Tratamientos basados en mapas cerebrales únicos
A pesar de las diferencias entre los tres grupos, el estudio halló un punto de unión en una zona llamada corteza orbitofrontal. «Los resultados revelan que la integración de modelos normativos proporcionó una visión tanto dimensional como categórica de la heterogeneidad del TDAH», explicó el equipo de investigación en sus conclusiones. Este sector del cerebro actúa como un ancla común en la patología de todos los perfiles.

El trabajo también vinculó estos perfiles con sustancias químicas esenciales, como la dopamina y la serotonina. Cada biotipo cerebral mostró una relación distinta con los receptores de estos neurotransmisores. Este hallazgo es fundamental, ya que sugiere que cada grupo podría responder de forma diferente a los diversos medicamentos disponibles.

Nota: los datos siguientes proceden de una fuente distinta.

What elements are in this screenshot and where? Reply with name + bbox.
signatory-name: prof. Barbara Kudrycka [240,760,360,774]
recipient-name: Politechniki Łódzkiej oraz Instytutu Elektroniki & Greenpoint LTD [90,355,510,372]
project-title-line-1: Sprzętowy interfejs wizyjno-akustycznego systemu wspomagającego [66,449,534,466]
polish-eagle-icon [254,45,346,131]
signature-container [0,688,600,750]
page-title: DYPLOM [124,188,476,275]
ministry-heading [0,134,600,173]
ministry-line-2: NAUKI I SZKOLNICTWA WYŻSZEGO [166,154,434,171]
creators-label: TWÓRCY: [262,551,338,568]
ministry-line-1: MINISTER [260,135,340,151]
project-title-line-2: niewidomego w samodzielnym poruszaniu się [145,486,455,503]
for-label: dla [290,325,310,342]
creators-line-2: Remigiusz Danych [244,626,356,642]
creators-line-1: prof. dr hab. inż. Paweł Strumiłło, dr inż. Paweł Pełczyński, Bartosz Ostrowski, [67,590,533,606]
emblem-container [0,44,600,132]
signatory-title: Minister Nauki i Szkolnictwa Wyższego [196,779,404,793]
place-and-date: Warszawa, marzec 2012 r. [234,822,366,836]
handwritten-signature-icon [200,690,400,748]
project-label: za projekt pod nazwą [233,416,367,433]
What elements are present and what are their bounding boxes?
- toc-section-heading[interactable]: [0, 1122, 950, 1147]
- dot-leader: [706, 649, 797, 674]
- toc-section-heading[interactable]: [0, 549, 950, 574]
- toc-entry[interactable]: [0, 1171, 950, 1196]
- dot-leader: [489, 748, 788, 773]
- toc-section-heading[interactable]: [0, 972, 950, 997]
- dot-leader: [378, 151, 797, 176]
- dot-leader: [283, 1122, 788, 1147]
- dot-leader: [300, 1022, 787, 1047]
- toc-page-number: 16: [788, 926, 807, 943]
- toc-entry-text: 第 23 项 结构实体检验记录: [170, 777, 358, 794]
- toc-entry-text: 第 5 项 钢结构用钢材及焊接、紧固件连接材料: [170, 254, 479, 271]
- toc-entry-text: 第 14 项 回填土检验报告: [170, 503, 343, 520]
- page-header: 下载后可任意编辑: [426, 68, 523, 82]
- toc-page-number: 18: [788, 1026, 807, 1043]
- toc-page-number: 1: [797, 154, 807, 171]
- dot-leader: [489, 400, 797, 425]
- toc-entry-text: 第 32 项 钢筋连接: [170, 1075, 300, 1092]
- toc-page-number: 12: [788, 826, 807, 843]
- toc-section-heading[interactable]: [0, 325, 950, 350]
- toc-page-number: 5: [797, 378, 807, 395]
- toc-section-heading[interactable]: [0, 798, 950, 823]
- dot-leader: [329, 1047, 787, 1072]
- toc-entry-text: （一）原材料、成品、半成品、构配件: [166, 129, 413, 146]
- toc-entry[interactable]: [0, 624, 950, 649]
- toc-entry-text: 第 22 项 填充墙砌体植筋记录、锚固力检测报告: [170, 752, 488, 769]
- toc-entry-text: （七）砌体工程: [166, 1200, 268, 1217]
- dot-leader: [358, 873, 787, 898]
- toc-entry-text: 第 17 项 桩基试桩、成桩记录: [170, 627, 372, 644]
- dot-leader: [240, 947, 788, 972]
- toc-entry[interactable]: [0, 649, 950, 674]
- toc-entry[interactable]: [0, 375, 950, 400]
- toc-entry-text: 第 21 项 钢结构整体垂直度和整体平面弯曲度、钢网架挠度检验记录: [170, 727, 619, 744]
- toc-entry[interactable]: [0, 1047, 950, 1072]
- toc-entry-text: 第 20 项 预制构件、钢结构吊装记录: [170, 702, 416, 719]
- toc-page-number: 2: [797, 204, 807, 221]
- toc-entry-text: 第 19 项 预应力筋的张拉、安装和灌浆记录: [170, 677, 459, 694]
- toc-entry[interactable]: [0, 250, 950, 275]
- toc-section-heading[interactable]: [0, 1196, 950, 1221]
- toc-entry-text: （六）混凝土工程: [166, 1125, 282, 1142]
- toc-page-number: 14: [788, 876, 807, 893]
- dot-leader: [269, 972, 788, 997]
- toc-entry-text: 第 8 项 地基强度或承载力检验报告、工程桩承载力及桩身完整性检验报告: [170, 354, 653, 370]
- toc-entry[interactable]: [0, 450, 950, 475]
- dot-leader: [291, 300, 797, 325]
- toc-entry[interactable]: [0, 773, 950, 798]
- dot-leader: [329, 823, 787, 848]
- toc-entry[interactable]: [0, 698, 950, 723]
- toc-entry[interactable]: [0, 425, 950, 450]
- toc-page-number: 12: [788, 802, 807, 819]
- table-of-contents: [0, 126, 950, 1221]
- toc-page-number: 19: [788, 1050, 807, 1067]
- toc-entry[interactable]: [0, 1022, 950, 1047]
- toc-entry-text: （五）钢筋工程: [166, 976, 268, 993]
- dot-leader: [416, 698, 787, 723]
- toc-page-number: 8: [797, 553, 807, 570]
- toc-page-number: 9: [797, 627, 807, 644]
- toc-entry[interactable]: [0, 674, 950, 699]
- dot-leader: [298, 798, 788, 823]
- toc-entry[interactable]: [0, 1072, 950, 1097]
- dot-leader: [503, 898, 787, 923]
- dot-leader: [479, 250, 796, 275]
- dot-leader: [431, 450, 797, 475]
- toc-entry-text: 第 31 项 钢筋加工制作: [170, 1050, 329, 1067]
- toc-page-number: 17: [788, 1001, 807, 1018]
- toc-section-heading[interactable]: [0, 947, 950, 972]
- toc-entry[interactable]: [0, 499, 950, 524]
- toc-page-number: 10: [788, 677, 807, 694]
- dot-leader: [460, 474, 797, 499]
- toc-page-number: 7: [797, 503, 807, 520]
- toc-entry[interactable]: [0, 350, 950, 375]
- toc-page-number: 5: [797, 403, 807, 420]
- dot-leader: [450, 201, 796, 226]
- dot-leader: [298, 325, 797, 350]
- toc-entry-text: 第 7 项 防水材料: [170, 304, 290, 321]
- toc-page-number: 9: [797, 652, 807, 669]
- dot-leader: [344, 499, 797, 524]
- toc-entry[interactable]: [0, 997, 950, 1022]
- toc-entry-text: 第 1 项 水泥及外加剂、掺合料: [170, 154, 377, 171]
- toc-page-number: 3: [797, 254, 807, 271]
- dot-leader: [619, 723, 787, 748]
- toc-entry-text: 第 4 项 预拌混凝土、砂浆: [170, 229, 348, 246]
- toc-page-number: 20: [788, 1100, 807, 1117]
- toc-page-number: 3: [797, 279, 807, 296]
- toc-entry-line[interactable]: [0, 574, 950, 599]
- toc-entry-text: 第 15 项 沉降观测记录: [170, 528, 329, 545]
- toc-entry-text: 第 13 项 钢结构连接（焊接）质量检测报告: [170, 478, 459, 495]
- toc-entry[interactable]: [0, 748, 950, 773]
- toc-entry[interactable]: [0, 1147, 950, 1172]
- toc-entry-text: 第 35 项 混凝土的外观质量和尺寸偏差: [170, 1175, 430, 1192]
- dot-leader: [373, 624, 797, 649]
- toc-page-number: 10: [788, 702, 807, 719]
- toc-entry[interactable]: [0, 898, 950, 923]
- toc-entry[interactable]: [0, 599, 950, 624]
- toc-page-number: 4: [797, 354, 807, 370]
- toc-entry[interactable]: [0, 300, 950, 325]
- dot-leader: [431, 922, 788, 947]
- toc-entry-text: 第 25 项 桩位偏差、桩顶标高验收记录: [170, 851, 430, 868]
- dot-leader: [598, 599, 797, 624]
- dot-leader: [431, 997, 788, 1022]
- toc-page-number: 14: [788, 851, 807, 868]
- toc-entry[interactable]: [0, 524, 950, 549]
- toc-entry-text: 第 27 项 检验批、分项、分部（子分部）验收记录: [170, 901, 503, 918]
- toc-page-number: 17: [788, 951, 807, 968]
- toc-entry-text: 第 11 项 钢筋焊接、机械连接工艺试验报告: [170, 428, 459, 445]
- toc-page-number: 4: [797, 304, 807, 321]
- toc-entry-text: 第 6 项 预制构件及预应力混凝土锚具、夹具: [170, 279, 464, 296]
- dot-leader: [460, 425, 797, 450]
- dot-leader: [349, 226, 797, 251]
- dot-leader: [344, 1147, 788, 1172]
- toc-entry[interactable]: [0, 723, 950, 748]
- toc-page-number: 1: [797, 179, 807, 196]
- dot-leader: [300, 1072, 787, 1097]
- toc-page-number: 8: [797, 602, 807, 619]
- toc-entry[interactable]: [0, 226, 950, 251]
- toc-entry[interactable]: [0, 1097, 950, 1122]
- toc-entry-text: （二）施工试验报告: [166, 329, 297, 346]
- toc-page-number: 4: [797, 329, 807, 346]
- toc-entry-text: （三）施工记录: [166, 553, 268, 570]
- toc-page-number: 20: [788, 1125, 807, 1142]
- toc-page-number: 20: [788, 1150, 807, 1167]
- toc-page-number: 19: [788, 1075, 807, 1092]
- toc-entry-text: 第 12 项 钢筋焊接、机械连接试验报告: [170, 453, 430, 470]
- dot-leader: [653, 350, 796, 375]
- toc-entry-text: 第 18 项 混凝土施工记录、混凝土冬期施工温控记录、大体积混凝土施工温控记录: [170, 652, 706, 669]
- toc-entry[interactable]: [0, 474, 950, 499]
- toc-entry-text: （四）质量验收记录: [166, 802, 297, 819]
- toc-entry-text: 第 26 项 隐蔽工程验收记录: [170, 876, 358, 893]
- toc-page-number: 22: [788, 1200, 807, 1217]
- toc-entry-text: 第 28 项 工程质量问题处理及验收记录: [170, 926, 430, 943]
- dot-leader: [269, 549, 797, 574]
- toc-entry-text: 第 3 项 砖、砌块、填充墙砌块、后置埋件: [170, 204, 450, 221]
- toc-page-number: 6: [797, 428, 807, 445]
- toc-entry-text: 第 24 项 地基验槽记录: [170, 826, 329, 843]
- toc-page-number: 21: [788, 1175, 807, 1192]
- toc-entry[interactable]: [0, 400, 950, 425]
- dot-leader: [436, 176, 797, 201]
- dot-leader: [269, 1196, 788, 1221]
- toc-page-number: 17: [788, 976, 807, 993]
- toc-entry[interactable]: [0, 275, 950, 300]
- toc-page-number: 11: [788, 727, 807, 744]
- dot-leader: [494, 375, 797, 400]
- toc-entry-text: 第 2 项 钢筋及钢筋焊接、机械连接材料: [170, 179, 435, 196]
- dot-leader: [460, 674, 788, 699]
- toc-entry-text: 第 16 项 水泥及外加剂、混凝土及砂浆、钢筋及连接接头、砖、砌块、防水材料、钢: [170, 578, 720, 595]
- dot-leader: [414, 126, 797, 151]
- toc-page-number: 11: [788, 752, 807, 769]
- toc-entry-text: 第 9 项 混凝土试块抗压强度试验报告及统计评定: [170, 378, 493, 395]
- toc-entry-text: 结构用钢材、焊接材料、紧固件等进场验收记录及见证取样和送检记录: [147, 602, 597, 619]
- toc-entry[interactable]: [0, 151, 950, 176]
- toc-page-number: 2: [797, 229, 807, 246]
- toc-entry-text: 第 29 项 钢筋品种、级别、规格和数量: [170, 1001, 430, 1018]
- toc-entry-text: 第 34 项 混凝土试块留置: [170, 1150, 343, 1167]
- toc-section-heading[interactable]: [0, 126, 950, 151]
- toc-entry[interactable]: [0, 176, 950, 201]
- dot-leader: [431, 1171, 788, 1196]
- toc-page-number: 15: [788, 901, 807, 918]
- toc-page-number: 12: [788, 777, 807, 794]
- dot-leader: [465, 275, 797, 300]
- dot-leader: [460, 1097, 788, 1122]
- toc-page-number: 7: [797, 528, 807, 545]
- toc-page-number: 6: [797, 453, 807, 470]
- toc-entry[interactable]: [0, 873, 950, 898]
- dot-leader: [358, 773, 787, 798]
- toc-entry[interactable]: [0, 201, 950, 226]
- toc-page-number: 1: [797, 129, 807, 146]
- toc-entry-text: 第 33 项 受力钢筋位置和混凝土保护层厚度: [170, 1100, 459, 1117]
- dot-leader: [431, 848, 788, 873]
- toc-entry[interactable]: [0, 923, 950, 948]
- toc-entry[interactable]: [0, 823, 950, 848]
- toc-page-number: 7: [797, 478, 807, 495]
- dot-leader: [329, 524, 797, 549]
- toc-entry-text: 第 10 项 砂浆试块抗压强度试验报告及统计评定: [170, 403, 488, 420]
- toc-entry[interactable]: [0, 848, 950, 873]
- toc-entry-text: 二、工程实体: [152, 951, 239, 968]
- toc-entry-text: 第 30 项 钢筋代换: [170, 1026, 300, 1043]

Para garantizar que los descubrimientos fueran sólidos, el modelo se puso a prueba en un segundo grupo independiente de niños. Los patrones de los tres perfiles se repitieron con éxito en esta segunda población, lo que demostró la validez y la utilidad del sistema de clasificación. Esto otorga una gran confiabilidad a los resultados obtenidos por los científicos.
El camino hacia una medicina personalizada para el TDAH parece ahora mucho más claro. Estos hallazgos permitirán que, en unos años, los profesionales elijan tratamientos basados en el mapa cerebral único de cada paciente. De este modo, la ciencia deja atrás las etiquetas generales para dar paso a soluciones a la medida de cada niño.